Доктор не стал спорить и протянул вперед руку, сам поразившись тому, как она дрожит. Взяв бутылку, он пару минут в нерешительности вертел ее в руках, завороженно следя за бликами и мутными отражениями на ее холодных круглых боках, будто бы боялся выпустить из нее джинна, но потом все же срезал с горлышка слой красного сургуча и вытащил пробку. Вытряхнул свиток и посередине обнаружил такую же красную печать, неаккуратно придавленную крышечкой от небезызвестных карманных часов, сломал ее и развернул шуршащую бумагу. Изнутри она оказалась исписана четким каллиграфическим почерком, выдававшим человека педантичного.

— Читайте вслух, пожалуйста, при свидетелях, — попросил Самуэль. И Лауритц вполголоса зачитал следующее послание:

«Дорогой сэр доктор Траинен, милый мой Лауритц.

Если ты читаешь это письмо, значит, меня, вероятнее всего, уже нет в живых.

Очень надеюсь, что с этой треклятой писулькой не произойдет никакого недоразумения. Но если вдруг ее найдут при моей жизни, прошу вернуть мне в руки и получить по шее за чрезмерное любопытство. А если она попадет в руки тому, кому не адресована, и он попытается воспользоваться ею в своих корыстных целях, то я обещаю являться этой особе в виде привидения (страшного до икоты, в этом даже не сомневайтесь).

Я очень часто отрицала в себе все женское, но тут не иначе как женская интуиция подсказывает мне, что ты меня переживешь, причем надолго. Дела мои в последнее время идут совсем худо, это заставляет меня впервые задуматься о том, что станется после моей смерти с имуществом, нажитым честным и всяким трудом за многие годы и только минувшие шальные деньки. Надеюсь, Лауритц, ты сможешь простить меня за то, что опять сделала все наперекор тебе (возможно, в последний раз). Но если я умру не от раны, оставленной гнилыми зубами этого морского гада и разъедающей тело, которое тебе когда-то так нравилось, до самых костей, меня это очень удивит…

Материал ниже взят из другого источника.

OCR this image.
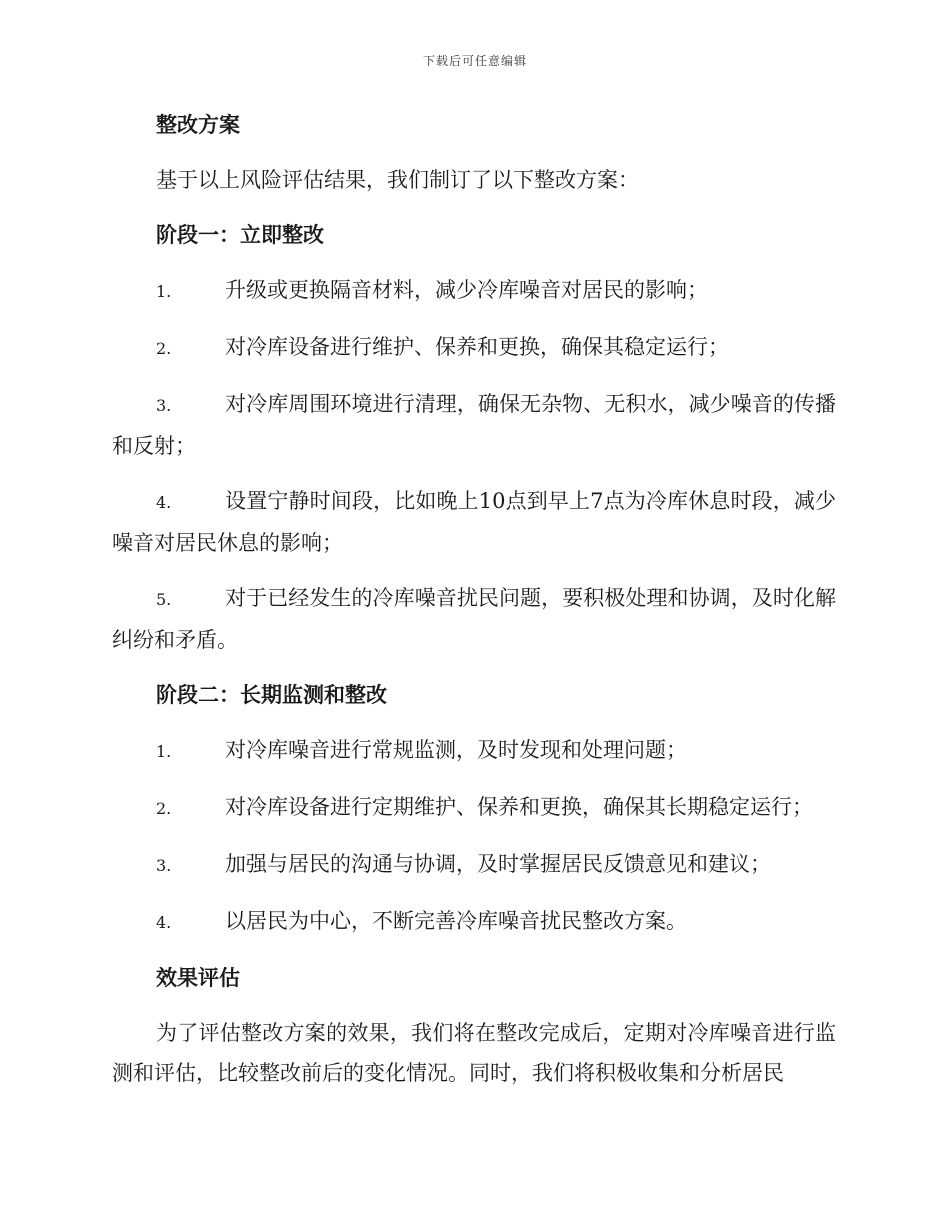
下载后可任意编辑
整改方案
基于以上风险评估结果，我们制订了以下整改方案：
阶段一：立即整改
1.	升级或更换隔音材料，减少冷库噪音对居民的影响；
2.	对冷库设备进行维护、保养和更换，确保其稳定运行；
3.	对冷库周围环境进行清理，确保无杂物、无积水，减少噪音的传播和反射；
4.	设置宁静时间段，比如晚上10点到早上7点为冷库休息时段，减少噪音对居民休息的影响；
5.	对于已经发生的冷库噪音扰民问题，要积极处理和协调，及时化解纠纷和矛盾。
阶段二：长期监测和整改
1.	对冷库噪音进行常规监测，及时发现和处理问题；
2.	对冷库设备进行定期维护、保养和更换，确保其长期稳定运行；
3.	加强与居民的沟通与协调，及时掌握居民反馈意见和建议；
4.	以居民为中心，不断完善冷库噪音扰民整改方案。
效果评估
为了评估整改方案的效果，我们将在整改完成后，定期对冷库噪音进行监测和评估，比较整改前后的变化情况。同时，我们将积极收集和分析居民
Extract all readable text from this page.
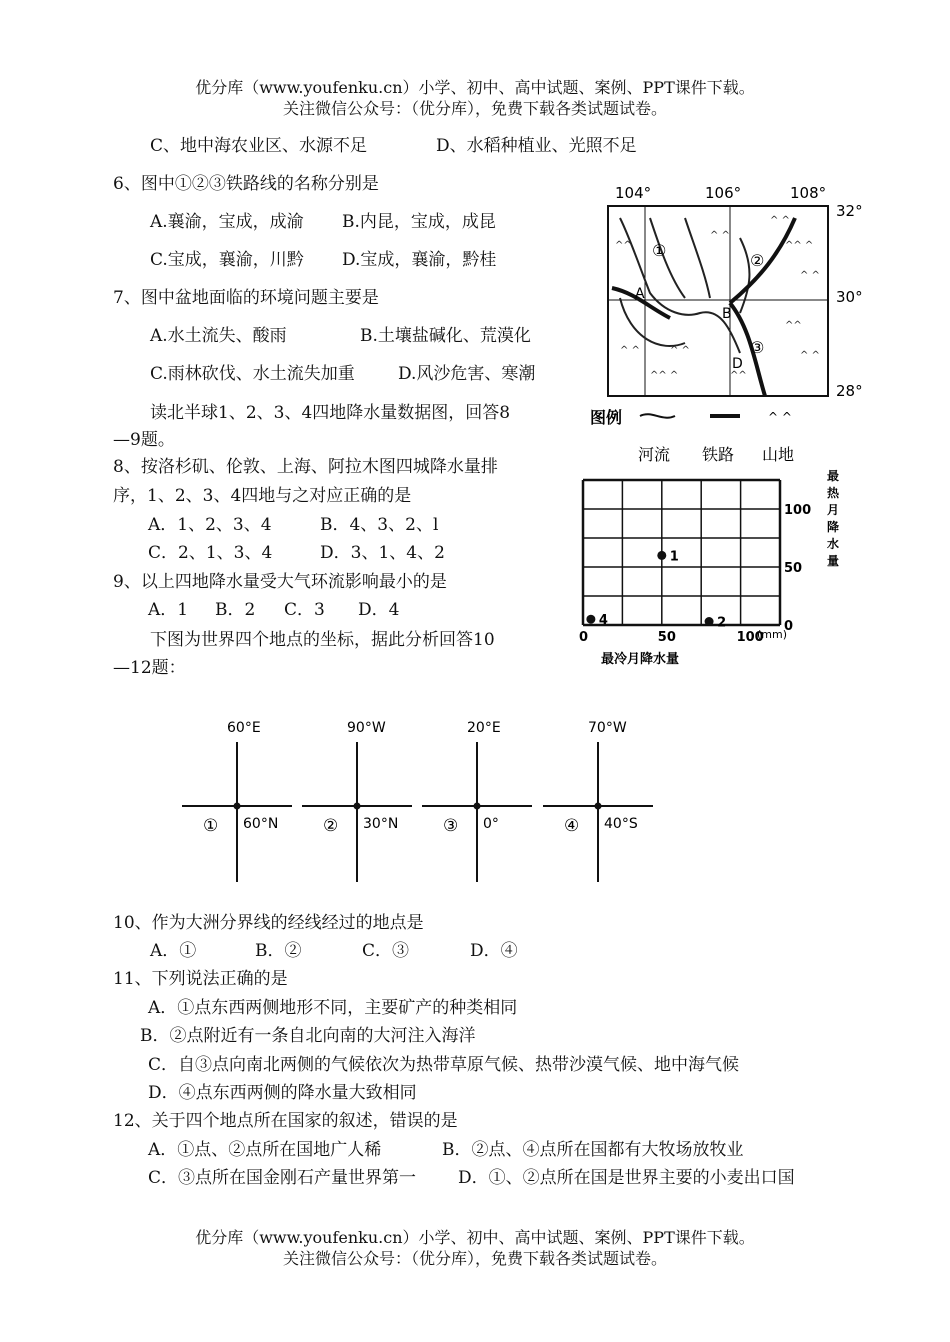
优分库（www.youfenku.cn）小学、初中、高中试题、案例、PPT课件下载。
关注微信公众号：（优分库），免费下载各类试题试卷。
C、地中海农业区、水源不足	D、水稻种植业、光照不足
6、图中①②③铁路线的名称分别是
A.襄渝，宝成，成渝 B.内昆，宝成，成昆
C.宝成，襄渝，川黔 D.宝成，襄渝，黔桂
7、图中盆地面临的环境问题主要是
A.水土流失、酸雨	B.土壤盐碱化、荒漠化
C.雨林砍伐、水土流失加重	D.风沙危害、寒潮
读北半球1、2、3、4四地降水量数据图，回答8
—9题。
8、按洛杉矶、伦敦、上海、阿拉木图四城降水量排
序，1、2、3、4四地与之对应正确的是
A．1、2、3、4	B．4、3、2、l
C．2、1、3、4	D．3、1、4、2
9、以上四地降水量受大气环流影响最小的是
A．1 B．2 C．3 D．4
下图为世界四个地点的坐标，据此分析回答10
—12题：
104°	106°	108°
32°
30°
28°
^ ^
^^ ^
^ ^
^^
^ ^
^ ^
^^ ^
^ ^
^^
^ ^
^^
①
②
③
A
B
D
图例	^ ^
河流 铁路 山地
1
2
4
0	50	100
0
50
100
最冷月降水量
(mm)
最热月降水量
60°E
60°N
①
90°W
30°N
②
20°E
0°
③
70°W
40°S
④
10、作为大洲分界线的经线经过的地点是
A．①	B．②	C．③	D．④
11、下列说法正确的是
A．①点东西两侧地形不同，主要矿产的种类相同
B．②点附近有一条自北向南的大河注入海洋
C．自③点向南北两侧的气候依次为热带草原气候、热带沙漠气候、地中海气候
D．④点东西两侧的降水量大致相同
12、关于四个地点所在国家的叙述，错误的是
A．①点、②点所在国地广人稀	B．②点、④点所在国都有大牧场放牧业
C．③点所在国金刚石产量世界第一 D．①、②点所在国是世界主要的小麦出口国
优分库（www.youfenku.cn）小学、初中、高中试题、案例、PPT课件下载。
关注微信公众号：（优分库），免费下载各类试题试卷。
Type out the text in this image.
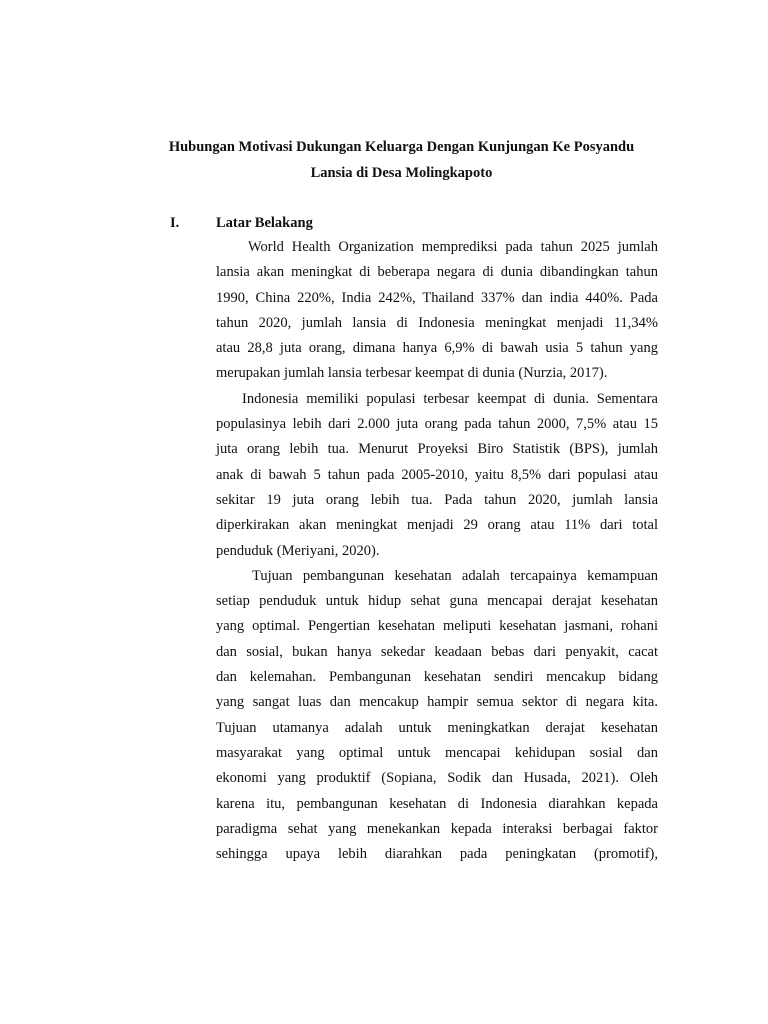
Hubungan Motivasi Dukungan Keluarga Dengan Kunjungan Ke Posyandu
Lansia di Desa Molingkapoto
I.	Latar Belakang
World Health Organization memprediksi pada tahun 2025 jumlah
lansia akan meningkat di beberapa negara di dunia dibandingkan tahun
1990, China 220%, India 242%, Thailand 337% dan india 440%. Pada
tahun 2020, jumlah lansia di Indonesia meningkat menjadi 11,34%
atau 28,8 juta orang, dimana hanya 6,9% di bawah usia 5 tahun yang
merupakan jumlah lansia terbesar keempat di dunia (Nurzia, 2017).
Indonesia memiliki populasi terbesar keempat di dunia. Sementara
populasinya lebih dari 2.000 juta orang pada tahun 2000, 7,5% atau 15
juta orang lebih tua. Menurut Proyeksi Biro Statistik (BPS), jumlah
anak di bawah 5 tahun pada 2005-2010, yaitu 8,5% dari populasi atau
sekitar 19 juta orang lebih tua. Pada tahun 2020, jumlah lansia
diperkirakan akan meningkat menjadi 29 orang atau 11% dari total
penduduk (Meriyani, 2020).
Tujuan pembangunan kesehatan adalah tercapainya kemampuan
setiap penduduk untuk hidup sehat guna mencapai derajat kesehatan
yang optimal. Pengertian kesehatan meliputi kesehatan jasmani, rohani
dan sosial, bukan hanya sekedar keadaan bebas dari penyakit, cacat
dan kelemahan. Pembangunan kesehatan sendiri mencakup bidang
yang sangat luas dan mencakup hampir semua sektor di negara kita.
Tujuan utamanya adalah untuk meningkatkan derajat kesehatan
masyarakat yang optimal untuk mencapai kehidupan sosial dan
ekonomi yang produktif (Sopiana, Sodik dan Husada, 2021). Oleh
karena itu, pembangunan kesehatan di Indonesia diarahkan kepada
paradigma sehat yang menekankan kepada interaksi berbagai faktor
sehingga upaya lebih diarahkan pada peningkatan (promotif),
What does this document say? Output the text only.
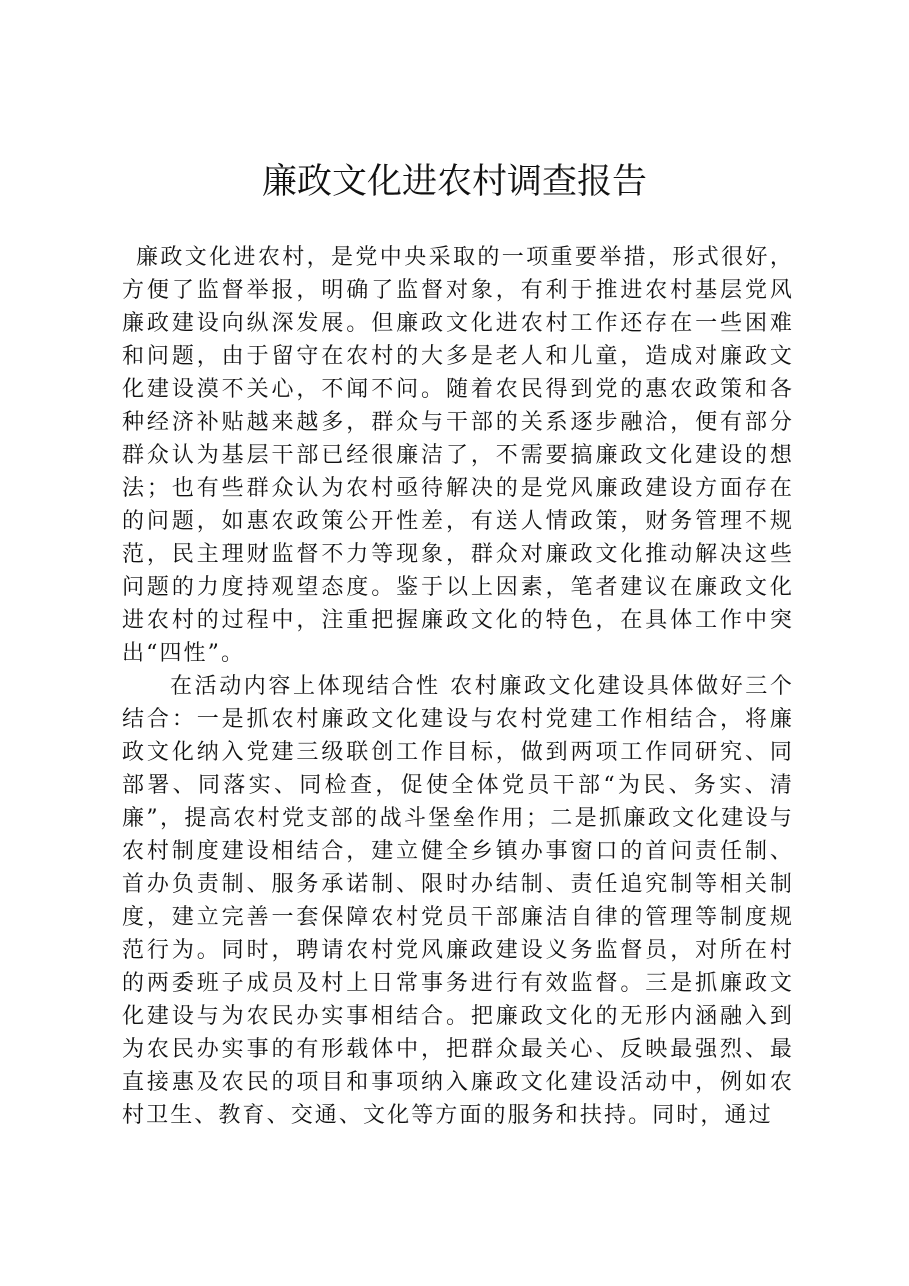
廉政文化进农村调查报告

廉政文化进农村，是党中央采取的一项重要举措，形式很好，方便了监督举报，明确了监督对象，有利于推进农村基层党风廉政建设向纵深发展。但廉政文化进农村工作还存在一些困难和问题，由于留守在农村的大多是老人和儿童，造成对廉政文化建设漠不关心，不闻不问。随着农民得到党的惠农政策和各种经济补贴越来越多，群众与干部的关系逐步融洽，便有部分群众认为基层干部已经很廉洁了，不需要搞廉政文化建设的想法；也有些群众认为农村亟待解决的是党风廉政建设方面存在的问题，如惠农政策公开性差，有送人情政策，财务管理不规范，民主理财监督不力等现象，群众对廉政文化推动解决这些问题的力度持观望态度。鉴于以上因素，笔者建议在廉政文化进农村的过程中，注重把握廉政文化的特色，在具体工作中突出“四性”。

在活动内容上体现结合性 农村廉政文化建设具体做好三个结合：一是抓农村廉政文化建设与农村党建工作相结合，将廉政文化纳入党建三级联创工作目标，做到两项工作同研究、同部署、同落实、同检查，促使全体党员干部“为民、务实、清廉”，提高农村党支部的战斗堡垒作用；二是抓廉政文化建设与农村制度建设相结合，建立健全乡镇办事窗口的首问责任制、首办负责制、服务承诺制、限时办结制、责任追究制等相关制度，建立完善一套保障农村党员干部廉洁自律的管理等制度规范行为。同时，聘请农村党风廉政建设义务监督员，对所在村的两委班子成员及村上日常事务进行有效监督。三是抓廉政文化建设与为农民办实事相结合。把廉政文化的无形内涵融入到为农民办实事的有形载体中，把群众最关心、反映最强烈、最直接惠及农民的项目和事项纳入廉政文化建设活动中，例如农村卫生、教育、交通、文化等方面的服务和扶持。同时，通过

После смерти завещаю труп мой на сушу не везти, а похоронить по старинному морскому обычаю, в парусиновом гробу, с ядром, зашитым в ногах, и в драгоценностях: серьгах, перстнях, цепочках и моих любимых изумрудах (я не хочу на дне перед коллегами выглядеть голодранкой). Если по каким-то причинам тела от меня не останется…тем лучше, меньше мороки будет.

Ни мужа, ни детей у меня, к счастью, нет и никогда не было, так что все мое денежное имущество, которое сохранится на тот момент в разной валюте и ценных вещах, завещаю честно разделить между моей единственной настоящей семьей — членами экипажа „Золотой Сколопендры“. В размере: по одной части — простым матросам, по две — старшим чинам. А ежели кто из упомянутых умрет в крайнем плаваньи, долю его по возможности направить семье, а за неимением семьи разделить поровну между командой. Те, кто оказались на борту временно или случайным образом, к экипажу не относятся.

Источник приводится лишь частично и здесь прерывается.